Dalam era percepatan adopsi teknologi Artificial Intelligence (AI), literasi AI menjadi aspek krusial yang harus dimiliki oleh setiap pemimpin bisnis. Literasi ini tidak hanya soal pemahaman teknis, melainkan juga menyangkut bagaimana AI dapat digunakan secara strategis, etis, dan berdampak bagi organisasi dan masyarakat. Banyak organisasi saat ini telah mengimplementasikan AI, namun masih banyak yang belum memiliki pemahaman menyeluruh mengenai potensi, risiko, dan cara optimal untuk memanfaatkannya. Inilah mengapa literasi AI harus ditanamkan sebagai bagian integral dari strategi transformasi digital perusahaan. 

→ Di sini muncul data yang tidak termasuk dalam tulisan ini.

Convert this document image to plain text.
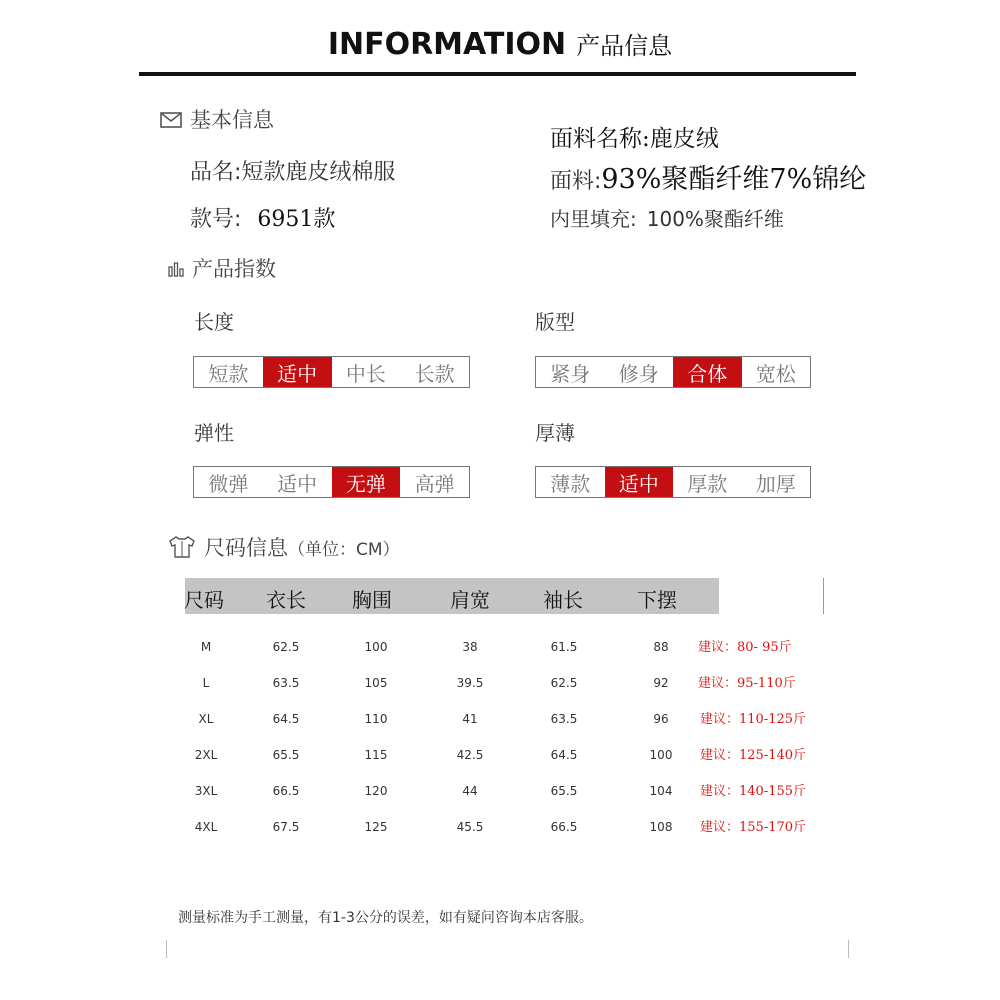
INFORMATION 产品信息
基本信息
品名:短款鹿皮绒棉服
款号: 6951款
面料名称:鹿皮绒
面料:93%聚酯纤维7%锦纶
内里填充: 100%聚酯纤维
产品指数
长度	版型
弹性	厚薄
短款	适中	中长	长款	紧身	修身	合体	宽松
微弹	适中	无弹	高弹	薄款	适中	厚款	加厚
尺码信息（单位：CM）
尺码 衣长 胸围	肩宽	袖长	下摆
M	62.5	100	38	61.5	88 建议：80- 95斤
L	63.5	105	39.5	62.5	92 建议：95-110斤
XL	64.5	110	41	63.5	96 建议：110-125斤
2XL	65.5	115	42.5	64.5	100 建议：125-140斤
3XL	66.5	120	44	65.5	104 建议：140-155斤
4XL	67.5	125	45.5	66.5	108 建议：155-170斤
测量标准为手工测量，有1-3公分的误差，如有疑问咨询本店客服。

Salah satu tantangan terbesar dalam membangun literasi AI adalah meyakinkan para pemangku kepentingan mengenai nilai dari kegiatan pembelajaran ini. Untuk itu, pendekatan yang menekankan proposisi “belajar untuk menghasilkan” menjadi penting. Organisasi perlu menunjukkan bagaimana pemahaman tentang AI dapat meningkatkan diferensiasi strategis, menciptakan nilai bisnis, dan mendorong adopsi AI yang lebih luas dan bertanggung jawab di seluruh unit kerja. Literasi AI bukan sekadar transfer pengetahuan, tetapi juga pendorong perubahan budaya, pengambilan keputusan berbasis data, dan peningkatan efisiensi organisasi. 

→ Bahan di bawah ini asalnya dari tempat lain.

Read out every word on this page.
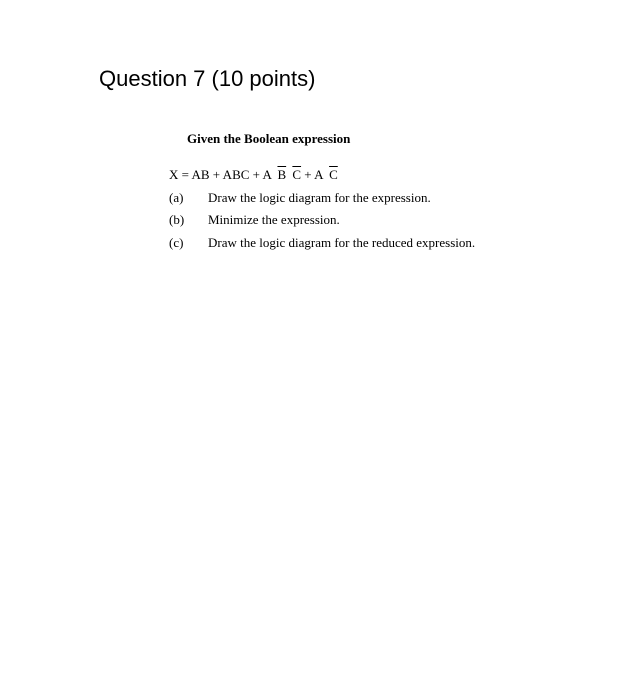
Question 7 (10 points)
Given the Boolean expression
X = AB + ABC + A $\overline{B}$ $\overline{C} + A$ $\overline{C}$
(a) Draw the logic diagram for the expression.
(b) Minimize the expression.
(c) Draw the logic diagram for the reduced expression.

Namun, kebutuhan akan literasi AI tidak bersifat seragam di seluruh organisasi. Peran yang berbeda menuntut tingkat kedalaman pemahaman yang berbeda pula. Untuk itu, penting bagi organisasi melakukan pemetaan awal atas kompetensi dan kesenjangan keterampilan yang ada. Pemahaman ini mencakup empat area utama: pengetahuan dasar tentang konsep dan teknik AI; wawasan strategis terkait manfaat, risiko, dan kasus penggunaan; kemampuan teknis dalam pengembangan dan penerapan sistem AI; serta pemahaman tata kelola, kebijakan, dan prinsip etika yang membingkai penggunaan teknologi tersebut. Dengan pemetaan ini, pelatihan dapat dirancang secara lebih kontekstual dan relevan dengan kebutuhan masing-masing individu dan tim.  Beberapa individu mungkin perlu memahami dasar-dasar AI dan aplikasinya dalam dunia industri, sementara yang lain perlu memperdalam keahlian dalam rekayasa AI, tata kelola data, atau etika penggunaan AI dalam konteks riset dan pendidikan.  

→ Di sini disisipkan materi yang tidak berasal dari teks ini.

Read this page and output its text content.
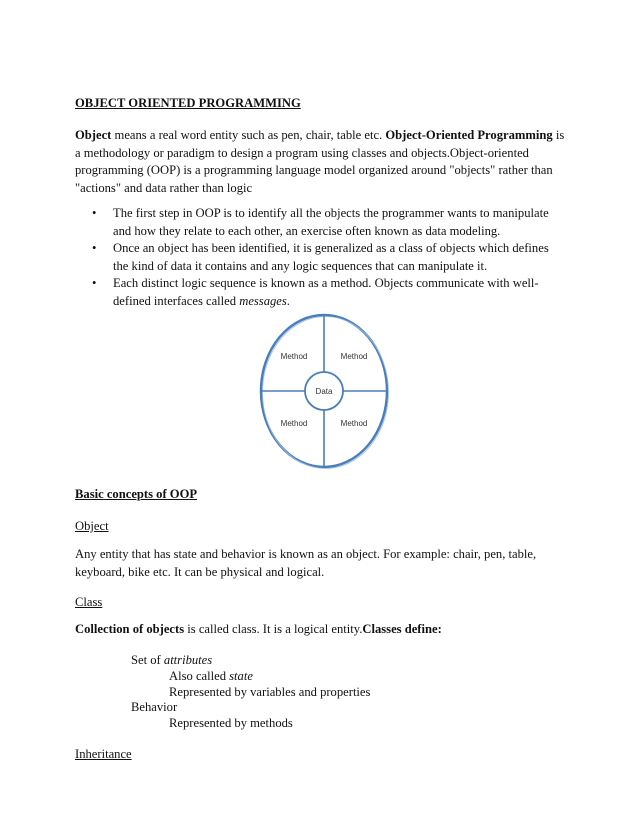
OBJECT ORIENTED PROGRAMMING
Object means a real word entity such as pen, chair, table etc. Object-Oriented Programming is a methodology or paradigm to design a program using classes and objects.Object-oriented programming (OOP) is a programming language model organized around "objects" rather than "actions" and data rather than logic
• The first step in OOP is to identify all the objects the programmer wants to manipulate and how they relate to each other, an exercise often known as data modeling.
• Once an object has been identified, it is generalized as a class of objects which defines the kind of data it contains and any logic sequences that can manipulate it.
• Each distinct logic sequence is known as a method. Objects communicate with well-defined interfaces called messages.
Method	Method
Data
Method	Method
Basic concepts of OOP
Object
Any entity that has state and behavior is known as an object. For example: chair, pen, table, keyboard, bike etc. It can be physical and logical.
Class
Collection of objects is called class. It is a logical entity.Classes define:
Set of attributes
Also called state
Represented by variables and properties
Behavior
Represented by methods
Inheritance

Selain kontennya, pendekatan pembelajaran juga harus disesuaikan dengan kebutuhan dunia kerja yang dinamis. Pembelajaran yang bersifat agile dan berorientasi pada hasil lebih efektif dalam meningkatkan kapabilitas literasi AI. Ini dapat diwujudkan melalui kombinasi pendekatan formal, seperti modul pelatihan singkat dan video interaktif; pembelajaran sosial lewat komunitas praktik dan pusat keunggulan; serta pembelajaran berbasis pengalaman di tempat kerja, di mana peserta dapat langsung mengaplikasikan keterampilan yang diperoleh dalam proyek nyata. Pola belajar yang berkelanjutan seperti ini memungkinkan setiap orang dalam organisasi untuk mengikuti perkembangan AI secara bertahap dan adaptif. 

Pada akhirnya, membangun literasi AI bukanlah program sesaat, melainkan sebuah investasi strategis jangka panjang. Organisasi yang berhasil mengembangkan pemahaman AI secara menyeluruh dan menyebarkannya ke seluruh lini akan berada dalam posisi yang lebih baik untuk berinovasi, merespons perubahan pasar, serta menavigasi tantangan sosial dan etika di era digital. Literasi AI menjadi fondasi untuk memastikan bahwa teknologi yang diadopsi benar-benar memperkuat misi dan nilai organisasi.